On quantum backpropagation, information reuse, and cheating measurement collapse
Amira Abbas, Robbie King, Hsin-Yuan Huang, William J. Huggins, Ramis Movassagh, Dar Gilboa, Jarrod R. McClean
TL;DR
This work analyzes whether parameterized quantum models can achieve backpropagation-like training efficiency. It introduces an online shadow tomography framework to reuse information across layers, showing that single-copy access cannot yield backpropagation scaling in general, while multi-copy access with gentle measurements can approach the classical gradient scaling in quantum resources, albeit with potentially exponential classical overhead.

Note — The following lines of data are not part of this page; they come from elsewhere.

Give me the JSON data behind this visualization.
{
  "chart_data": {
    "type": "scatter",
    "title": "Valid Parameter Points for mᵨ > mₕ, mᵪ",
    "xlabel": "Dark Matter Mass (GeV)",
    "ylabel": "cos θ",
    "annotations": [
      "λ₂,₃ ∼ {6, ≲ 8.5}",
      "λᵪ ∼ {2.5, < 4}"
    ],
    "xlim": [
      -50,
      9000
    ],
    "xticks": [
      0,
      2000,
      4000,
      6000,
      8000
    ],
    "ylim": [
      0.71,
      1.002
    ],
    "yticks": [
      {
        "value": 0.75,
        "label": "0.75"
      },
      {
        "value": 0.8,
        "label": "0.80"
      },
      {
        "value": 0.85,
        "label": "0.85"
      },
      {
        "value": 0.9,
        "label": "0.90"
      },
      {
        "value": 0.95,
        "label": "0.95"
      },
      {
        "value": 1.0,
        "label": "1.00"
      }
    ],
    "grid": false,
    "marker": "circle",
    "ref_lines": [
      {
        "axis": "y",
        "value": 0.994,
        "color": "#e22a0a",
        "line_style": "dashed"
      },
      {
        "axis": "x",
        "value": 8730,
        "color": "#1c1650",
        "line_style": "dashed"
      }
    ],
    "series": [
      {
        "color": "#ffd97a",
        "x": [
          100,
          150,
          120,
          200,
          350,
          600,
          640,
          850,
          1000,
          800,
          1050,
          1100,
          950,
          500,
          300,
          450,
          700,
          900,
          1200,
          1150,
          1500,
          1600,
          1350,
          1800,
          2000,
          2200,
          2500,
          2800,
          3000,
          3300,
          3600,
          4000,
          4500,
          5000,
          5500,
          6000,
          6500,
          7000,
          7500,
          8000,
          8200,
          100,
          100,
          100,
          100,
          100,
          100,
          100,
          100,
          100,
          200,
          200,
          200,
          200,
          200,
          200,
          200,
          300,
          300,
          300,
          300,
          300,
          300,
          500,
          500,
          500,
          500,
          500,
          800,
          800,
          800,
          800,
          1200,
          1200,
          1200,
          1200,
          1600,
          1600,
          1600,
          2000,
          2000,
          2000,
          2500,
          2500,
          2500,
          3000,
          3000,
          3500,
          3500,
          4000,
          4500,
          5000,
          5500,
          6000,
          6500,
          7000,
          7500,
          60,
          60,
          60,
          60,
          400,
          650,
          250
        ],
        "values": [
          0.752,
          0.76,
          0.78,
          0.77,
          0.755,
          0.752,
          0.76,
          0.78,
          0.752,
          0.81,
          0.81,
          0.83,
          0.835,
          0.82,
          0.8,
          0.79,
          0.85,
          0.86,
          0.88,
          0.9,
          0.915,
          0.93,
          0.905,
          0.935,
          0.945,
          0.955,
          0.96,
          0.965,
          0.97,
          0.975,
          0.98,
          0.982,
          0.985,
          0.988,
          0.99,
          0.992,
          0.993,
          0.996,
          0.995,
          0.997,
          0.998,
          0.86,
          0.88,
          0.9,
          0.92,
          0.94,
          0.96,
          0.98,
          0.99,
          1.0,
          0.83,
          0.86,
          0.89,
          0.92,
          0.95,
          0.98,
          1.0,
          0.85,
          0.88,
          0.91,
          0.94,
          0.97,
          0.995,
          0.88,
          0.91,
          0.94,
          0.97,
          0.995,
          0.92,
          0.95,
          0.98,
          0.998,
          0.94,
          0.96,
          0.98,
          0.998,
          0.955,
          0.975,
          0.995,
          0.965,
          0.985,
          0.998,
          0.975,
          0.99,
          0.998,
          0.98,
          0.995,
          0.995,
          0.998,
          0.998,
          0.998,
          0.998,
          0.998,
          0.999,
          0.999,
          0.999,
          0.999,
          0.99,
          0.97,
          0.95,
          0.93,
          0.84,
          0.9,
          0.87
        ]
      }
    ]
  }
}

A concrete quantum-efficient protocol reduces quantum gradient costs to $O(M\,\mathrm{polylog}(M))$ operations at the expense of storing a hypothesis state, and its connection to shadow tomography demonstrates fundamental limits tied to efficiently learning observables. The paper also proves that fully gentle strategies alone cannot suffice due to Grover-type bounds, and discusses approximate schemes (e.g., tensor networks) as practical avenues. Overall, it clarifies the nuanced landscape of training large quantum models and motivates targeted architectural or approximation-based approaches for scalable quantum learning.
Abstract
The success of modern deep learning hinges on the ability to train neural networks at scale. Through clever reuse of intermediate information, backpropagation facilitates training through gradient computation at a total cost roughly proportional to running the function, rather than incurring an additional factor proportional to the number of parameters - which can now be in the trillions. Naively, one expects that quantum measurement collapse entirely rules out the reuse of quantum information as in backpropagation. But recent developments in shadow tomography, which assumes access to multiple copies of a quantum state, have challenged that notion. Here, we investigate whether parameterized quantum models can train as efficiently as classical neural networks. We show that achieving backpropagation scaling is impossible without access to multiple copies of a state. With this added ability, we introduce an algorithm with foundations in shadow tomography that matches backpropagation scaling in quantum resources while reducing classical auxiliary computational costs to open problems in shadow tomography. These results highlight the nuance of reusing quantum information for practical purposes and clarify the unique difficulties in training large quantum models, which could alter the course of quantum machine learning.